Here’s what we know so far about how a vaccination passport system would work.

Which states back vaccine passports in businesses? 

The federal and state governments have for some time been looking into linking federally managed health data with state COVID-19 check-in apps.

The idea is that venues requiring patrons to check-in won’t have to ask them to use multiple systems to show their vaccination status. All patrons need to do is scan a QR code using their phone, which would show their vaccination status and check them into the venue at the same time. 

So far, NSW and Victoria are the only states that have come out in support of adopting the system in venues such as sporting facilities, cafes, restaurants, pubs and beauty salons.

The ACT has rejected adopting the check-in app passport system and Queensland and Tasmania are still on the fence about it. This is primarily because these states and territories use a different COVID-19 check-in app that can’t easily pull data from Medicare, The Sydney Morning Herald reports. 

Which states support vaccine passports for domestic travel?

States and territories with no major COVID-19 outbreaks have shown little support for vaccination requirements for businesses, but are generally supportive of vaccination passports for domestic travel.

In fact, WA has already enforced vaccination requirements for some Australian travellers entering the state. For example, arrivals from NSW must have had at least one vaccine dose to enter.

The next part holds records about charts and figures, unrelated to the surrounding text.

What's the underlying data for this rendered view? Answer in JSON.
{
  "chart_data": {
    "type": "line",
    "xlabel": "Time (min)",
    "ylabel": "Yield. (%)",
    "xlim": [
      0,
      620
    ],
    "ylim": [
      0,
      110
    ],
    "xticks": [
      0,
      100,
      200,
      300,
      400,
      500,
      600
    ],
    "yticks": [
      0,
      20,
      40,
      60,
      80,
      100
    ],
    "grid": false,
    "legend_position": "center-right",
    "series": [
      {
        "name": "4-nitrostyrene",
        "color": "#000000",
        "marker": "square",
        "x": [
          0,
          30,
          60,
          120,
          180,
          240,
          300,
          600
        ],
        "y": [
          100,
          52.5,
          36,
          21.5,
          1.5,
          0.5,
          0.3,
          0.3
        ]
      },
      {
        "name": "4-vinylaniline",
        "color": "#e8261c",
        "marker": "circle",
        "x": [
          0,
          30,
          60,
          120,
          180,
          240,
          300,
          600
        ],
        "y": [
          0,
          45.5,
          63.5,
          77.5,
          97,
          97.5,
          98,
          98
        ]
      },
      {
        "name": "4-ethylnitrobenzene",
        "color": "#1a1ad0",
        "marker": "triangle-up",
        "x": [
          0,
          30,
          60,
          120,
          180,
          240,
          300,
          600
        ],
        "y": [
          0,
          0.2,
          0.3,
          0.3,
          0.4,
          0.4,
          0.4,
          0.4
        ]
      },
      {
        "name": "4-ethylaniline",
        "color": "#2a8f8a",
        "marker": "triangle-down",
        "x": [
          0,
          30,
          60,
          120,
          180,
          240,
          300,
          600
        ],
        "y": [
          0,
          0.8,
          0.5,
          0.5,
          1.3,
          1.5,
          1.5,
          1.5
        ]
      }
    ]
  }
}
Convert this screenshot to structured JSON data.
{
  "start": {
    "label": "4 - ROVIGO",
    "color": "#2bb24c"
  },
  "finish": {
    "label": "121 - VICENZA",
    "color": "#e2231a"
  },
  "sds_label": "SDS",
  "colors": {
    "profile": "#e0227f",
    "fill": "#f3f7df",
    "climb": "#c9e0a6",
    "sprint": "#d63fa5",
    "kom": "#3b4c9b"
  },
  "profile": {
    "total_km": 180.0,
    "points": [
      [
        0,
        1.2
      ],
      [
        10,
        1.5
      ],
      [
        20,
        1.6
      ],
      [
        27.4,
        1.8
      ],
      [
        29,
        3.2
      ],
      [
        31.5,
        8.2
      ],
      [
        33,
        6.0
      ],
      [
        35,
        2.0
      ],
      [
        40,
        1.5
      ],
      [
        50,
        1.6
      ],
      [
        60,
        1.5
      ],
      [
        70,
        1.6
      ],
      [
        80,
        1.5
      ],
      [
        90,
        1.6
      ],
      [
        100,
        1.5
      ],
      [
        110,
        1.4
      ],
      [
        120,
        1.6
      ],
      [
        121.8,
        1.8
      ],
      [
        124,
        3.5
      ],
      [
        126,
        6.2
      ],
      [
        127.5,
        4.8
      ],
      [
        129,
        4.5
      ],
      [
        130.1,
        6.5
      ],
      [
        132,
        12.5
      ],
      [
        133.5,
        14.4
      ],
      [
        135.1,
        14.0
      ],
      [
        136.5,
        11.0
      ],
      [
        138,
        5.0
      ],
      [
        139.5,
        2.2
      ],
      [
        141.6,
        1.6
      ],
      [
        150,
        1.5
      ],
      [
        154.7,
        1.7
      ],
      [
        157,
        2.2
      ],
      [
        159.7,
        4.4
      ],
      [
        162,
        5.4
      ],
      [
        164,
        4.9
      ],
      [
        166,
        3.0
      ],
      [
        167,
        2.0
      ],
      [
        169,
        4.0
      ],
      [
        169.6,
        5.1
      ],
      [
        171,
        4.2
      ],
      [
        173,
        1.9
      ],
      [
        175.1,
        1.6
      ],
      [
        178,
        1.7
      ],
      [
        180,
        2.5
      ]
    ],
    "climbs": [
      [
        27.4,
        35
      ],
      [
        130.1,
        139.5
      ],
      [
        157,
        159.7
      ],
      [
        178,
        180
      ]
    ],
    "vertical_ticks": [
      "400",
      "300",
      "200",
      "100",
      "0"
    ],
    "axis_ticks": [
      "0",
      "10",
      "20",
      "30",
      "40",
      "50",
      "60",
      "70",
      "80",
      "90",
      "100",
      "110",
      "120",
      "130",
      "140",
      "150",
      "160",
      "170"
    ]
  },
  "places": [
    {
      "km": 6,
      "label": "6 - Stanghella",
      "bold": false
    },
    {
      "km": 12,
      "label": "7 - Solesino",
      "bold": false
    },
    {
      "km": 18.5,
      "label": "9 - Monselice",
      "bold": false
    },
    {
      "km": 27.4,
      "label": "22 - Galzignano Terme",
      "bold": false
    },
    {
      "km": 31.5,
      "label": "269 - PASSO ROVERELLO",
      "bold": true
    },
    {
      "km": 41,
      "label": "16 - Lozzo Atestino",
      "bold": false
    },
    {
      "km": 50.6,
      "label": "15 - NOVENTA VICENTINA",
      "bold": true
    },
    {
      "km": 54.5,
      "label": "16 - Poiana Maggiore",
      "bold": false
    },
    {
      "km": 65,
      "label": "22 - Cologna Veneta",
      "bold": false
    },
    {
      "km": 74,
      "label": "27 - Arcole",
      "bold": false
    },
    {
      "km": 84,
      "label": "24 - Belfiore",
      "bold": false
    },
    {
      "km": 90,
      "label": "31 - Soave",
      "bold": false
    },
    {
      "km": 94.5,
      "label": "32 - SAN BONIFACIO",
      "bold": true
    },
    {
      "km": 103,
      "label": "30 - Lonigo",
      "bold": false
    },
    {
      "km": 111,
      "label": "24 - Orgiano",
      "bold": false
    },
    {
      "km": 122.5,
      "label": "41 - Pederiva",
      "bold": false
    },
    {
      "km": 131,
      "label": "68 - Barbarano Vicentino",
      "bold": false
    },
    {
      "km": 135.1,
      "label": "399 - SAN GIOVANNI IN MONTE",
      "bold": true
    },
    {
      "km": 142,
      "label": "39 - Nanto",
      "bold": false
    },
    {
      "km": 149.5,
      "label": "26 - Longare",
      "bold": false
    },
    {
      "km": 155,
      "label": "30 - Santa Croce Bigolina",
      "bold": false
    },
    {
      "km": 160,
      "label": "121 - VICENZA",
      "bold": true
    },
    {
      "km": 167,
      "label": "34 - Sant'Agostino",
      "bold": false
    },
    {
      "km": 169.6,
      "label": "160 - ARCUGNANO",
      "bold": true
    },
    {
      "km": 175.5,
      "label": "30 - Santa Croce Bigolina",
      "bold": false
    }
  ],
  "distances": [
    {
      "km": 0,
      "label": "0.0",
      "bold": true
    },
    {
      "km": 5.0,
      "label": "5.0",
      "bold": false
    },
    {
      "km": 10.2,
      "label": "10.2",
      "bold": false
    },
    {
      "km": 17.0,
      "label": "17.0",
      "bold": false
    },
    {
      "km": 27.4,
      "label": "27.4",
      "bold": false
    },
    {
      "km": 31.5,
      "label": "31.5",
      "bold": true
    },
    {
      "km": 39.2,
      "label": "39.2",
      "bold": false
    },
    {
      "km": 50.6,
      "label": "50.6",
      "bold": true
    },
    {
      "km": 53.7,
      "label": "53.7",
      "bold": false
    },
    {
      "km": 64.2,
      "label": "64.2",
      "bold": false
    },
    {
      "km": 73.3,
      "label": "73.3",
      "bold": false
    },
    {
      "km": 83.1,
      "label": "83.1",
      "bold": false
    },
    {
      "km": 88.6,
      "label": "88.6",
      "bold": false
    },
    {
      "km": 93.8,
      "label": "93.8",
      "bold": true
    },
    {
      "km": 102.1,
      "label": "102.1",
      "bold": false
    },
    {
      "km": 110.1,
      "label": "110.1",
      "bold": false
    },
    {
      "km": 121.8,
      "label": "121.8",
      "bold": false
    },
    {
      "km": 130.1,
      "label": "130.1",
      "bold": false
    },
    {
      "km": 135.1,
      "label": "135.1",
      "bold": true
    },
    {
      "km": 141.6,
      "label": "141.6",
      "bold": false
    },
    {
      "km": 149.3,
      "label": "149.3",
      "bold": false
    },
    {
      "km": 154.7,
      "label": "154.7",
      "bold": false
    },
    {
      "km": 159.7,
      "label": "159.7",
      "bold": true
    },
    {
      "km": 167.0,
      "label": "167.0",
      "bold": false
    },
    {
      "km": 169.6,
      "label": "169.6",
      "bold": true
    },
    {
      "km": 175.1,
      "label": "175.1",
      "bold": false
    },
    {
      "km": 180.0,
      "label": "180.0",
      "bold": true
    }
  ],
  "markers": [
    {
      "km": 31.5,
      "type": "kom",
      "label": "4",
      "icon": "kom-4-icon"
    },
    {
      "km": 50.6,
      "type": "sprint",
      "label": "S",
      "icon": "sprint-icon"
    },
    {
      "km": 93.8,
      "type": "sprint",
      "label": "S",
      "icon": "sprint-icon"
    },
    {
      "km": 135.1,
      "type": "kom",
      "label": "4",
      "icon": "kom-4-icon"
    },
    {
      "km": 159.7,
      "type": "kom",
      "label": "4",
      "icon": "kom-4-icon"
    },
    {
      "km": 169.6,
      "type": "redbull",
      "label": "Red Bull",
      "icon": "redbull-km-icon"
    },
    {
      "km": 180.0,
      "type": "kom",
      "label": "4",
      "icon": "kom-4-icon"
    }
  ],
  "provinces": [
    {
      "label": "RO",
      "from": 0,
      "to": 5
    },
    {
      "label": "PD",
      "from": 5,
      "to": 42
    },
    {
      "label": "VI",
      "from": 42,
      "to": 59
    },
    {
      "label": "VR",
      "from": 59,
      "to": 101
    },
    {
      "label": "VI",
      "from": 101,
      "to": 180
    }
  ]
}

Tasmania and the Northern Territory have backed the use of a passport system for domestic travel. Since last month, state premiers and the federal government have been in discussions in National Cabinet about how the system would work.

Does the federal government back passports?

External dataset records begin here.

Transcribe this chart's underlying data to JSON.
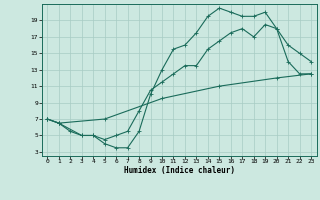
{
  "title": "",
  "xlabel": "Humidex (Indice chaleur)",
  "bg_color": "#cce8e0",
  "grid_color": "#a8ccc4",
  "line_color": "#1a6b5a",
  "xlim": [
    -0.5,
    23.5
  ],
  "ylim": [
    2.5,
    21
  ],
  "xticks": [
    0,
    1,
    2,
    3,
    4,
    5,
    6,
    7,
    8,
    9,
    10,
    11,
    12,
    13,
    14,
    15,
    16,
    17,
    18,
    19,
    20,
    21,
    22,
    23
  ],
  "yticks": [
    3,
    5,
    7,
    9,
    11,
    13,
    15,
    17,
    19
  ],
  "line1_x": [
    0,
    1,
    2,
    3,
    4,
    5,
    6,
    7,
    8,
    9,
    10,
    11,
    12,
    13,
    14,
    15,
    16,
    17,
    18,
    19,
    20,
    21,
    22,
    23
  ],
  "line1_y": [
    7,
    6.5,
    5.5,
    5,
    5,
    4,
    3.5,
    3.5,
    5.5,
    10,
    13,
    15.5,
    16,
    17.5,
    19.5,
    20.5,
    20,
    19.5,
    19.5,
    20,
    18,
    14,
    12.5,
    12.5
  ],
  "line2_x": [
    0,
    1,
    3,
    4,
    5,
    6,
    7,
    8,
    9,
    10,
    11,
    12,
    13,
    14,
    15,
    16,
    17,
    18,
    19,
    20,
    21,
    22,
    23
  ],
  "line2_y": [
    7,
    6.5,
    5,
    5,
    4.5,
    5,
    5.5,
    8,
    10.5,
    11.5,
    12.5,
    13.5,
    13.5,
    15.5,
    16.5,
    17.5,
    18,
    17,
    18.5,
    18,
    16,
    15,
    14
  ],
  "line3_x": [
    0,
    1,
    5,
    10,
    15,
    20,
    23
  ],
  "line3_y": [
    7,
    6.5,
    7,
    9.5,
    11,
    12,
    12.5
  ]
}
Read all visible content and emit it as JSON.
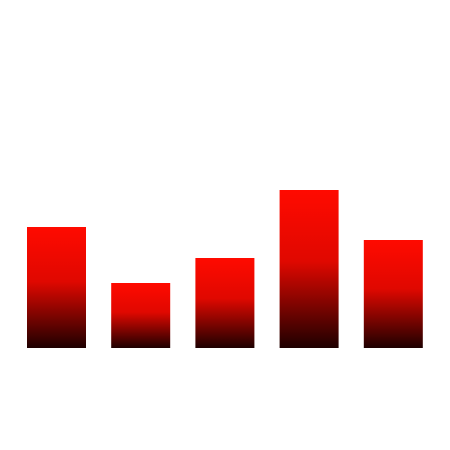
{
  "chart_data": {
    "type": "bar",
    "categories": [
      "",
      "",
      "",
      "",
      ""
    ],
    "values": [
      121,
      65,
      90,
      158,
      108
    ],
    "title": "",
    "xlabel": "",
    "ylabel": "",
    "ylim": [
      0,
      300
    ],
    "grid": false,
    "legend": "none",
    "colors": {
      "bar_top": "#ff0a00",
      "bar_bottom": "#1e0000",
      "background": "#ffffff"
    }
  }
}
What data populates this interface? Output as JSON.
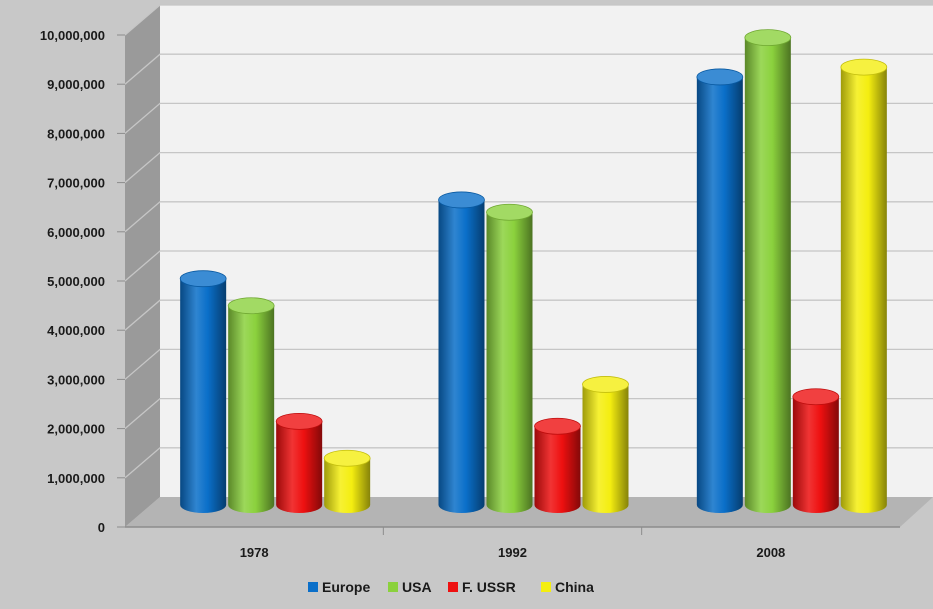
{
  "chart_data": {
    "type": "bar",
    "title": "",
    "xlabel": "",
    "ylabel": "",
    "categories": [
      "1978",
      "1992",
      "2008"
    ],
    "series": [
      {
        "name": "Europe",
        "values": [
          4600000,
          6200000,
          8700000
        ],
        "color": "#0a6fc9"
      },
      {
        "name": "USA",
        "values": [
          4050000,
          5950000,
          9500000
        ],
        "color": "#8bd13d"
      },
      {
        "name": "F. USSR",
        "values": [
          1700000,
          1600000,
          2200000
        ],
        "color": "#ee1010"
      },
      {
        "name": "China",
        "values": [
          950000,
          2450000,
          8900000
        ],
        "color": "#f4ee10"
      }
    ],
    "ylim": [
      0,
      10000000
    ],
    "yticks": [
      0,
      1000000,
      2000000,
      3000000,
      4000000,
      5000000,
      6000000,
      7000000,
      8000000,
      9000000,
      10000000
    ],
    "ytick_labels": [
      "0",
      "1,000,000",
      "2,000,000",
      "3,000,000",
      "4,000,000",
      "5,000,000",
      "6,000,000",
      "7,000,000",
      "8,000,000",
      "9,000,000",
      "10,000,000"
    ],
    "grid": true,
    "legend_position": "bottom",
    "style": "3d-cylinder"
  }
}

This week, Prime Minister Scott Morrison changed his advice about vaccination requirements for businesses.

Morrison had said five weeks earlier that the federal government was not in a position to force businesses to impose vaccination requirements on their staff and customers, the ABC reports.

A few weeks later, however, he encouraged businesses to exercise their rights under property laws to deny entry to people who are unvaccinated.

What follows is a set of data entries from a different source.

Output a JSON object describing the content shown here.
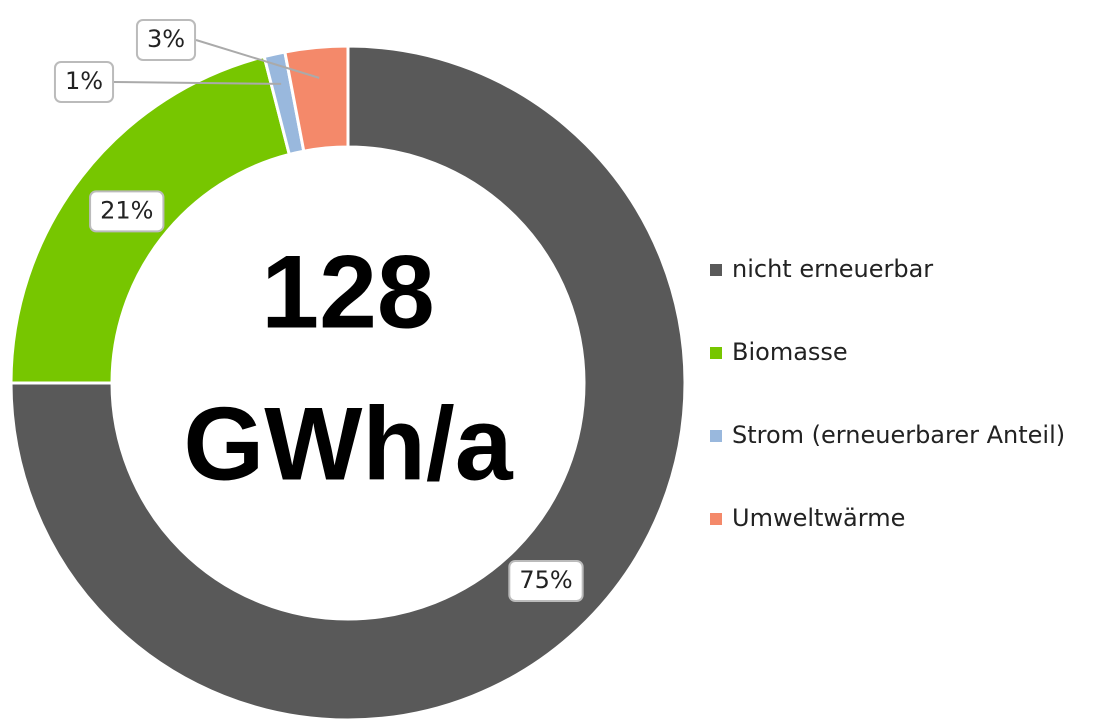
{
  "chart_data": {
    "type": "donut",
    "categories": [
      "nicht erneuerbar",
      "Biomasse",
      "Strom (erneuerbarer Anteil)",
      "Umweltwärme"
    ],
    "values": [
      75,
      21,
      1,
      3
    ],
    "value_labels": [
      "75%",
      "21%",
      "1%",
      "3%"
    ],
    "colors": [
      "#595959",
      "#77c600",
      "#99b8dd",
      "#f4896a"
    ],
    "center_label": [
      "128",
      "GWh/a"
    ],
    "legend": "right"
  }
}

“Any venue, any pub, any cafe, any restaurant, any shop can, has every right under Australia’s property laws to be able to deny entry to people who are unvaccinated,” Morrison told Sky News on Tuesday.

Morrison said that vaccination certificates — a term he prefers over vaccination passports— will certainly be part of Australia’s transition to living with COVID-19.

“Of course, we have them for many other things as well. And, you’re going to need them for international travel as well,” he said.

Will the government adopt passports for international travel?

The federal government is in the final stages of setting up a vaccination passport system for international travel in line with phase three and four of its national COVID-19 plan.

Tourism and trade minister Dan Tehan said on Wednesday that a system to support the reopening of international travel will be finalised within weeks.

“We’re in the process of planning that so that in the coming weeks we will have a system up and ready so when we hit that 70% or 80% vaccination mark Australians will be able to travel overseas again and also Australians will be able to return home in greater numbers,” he said.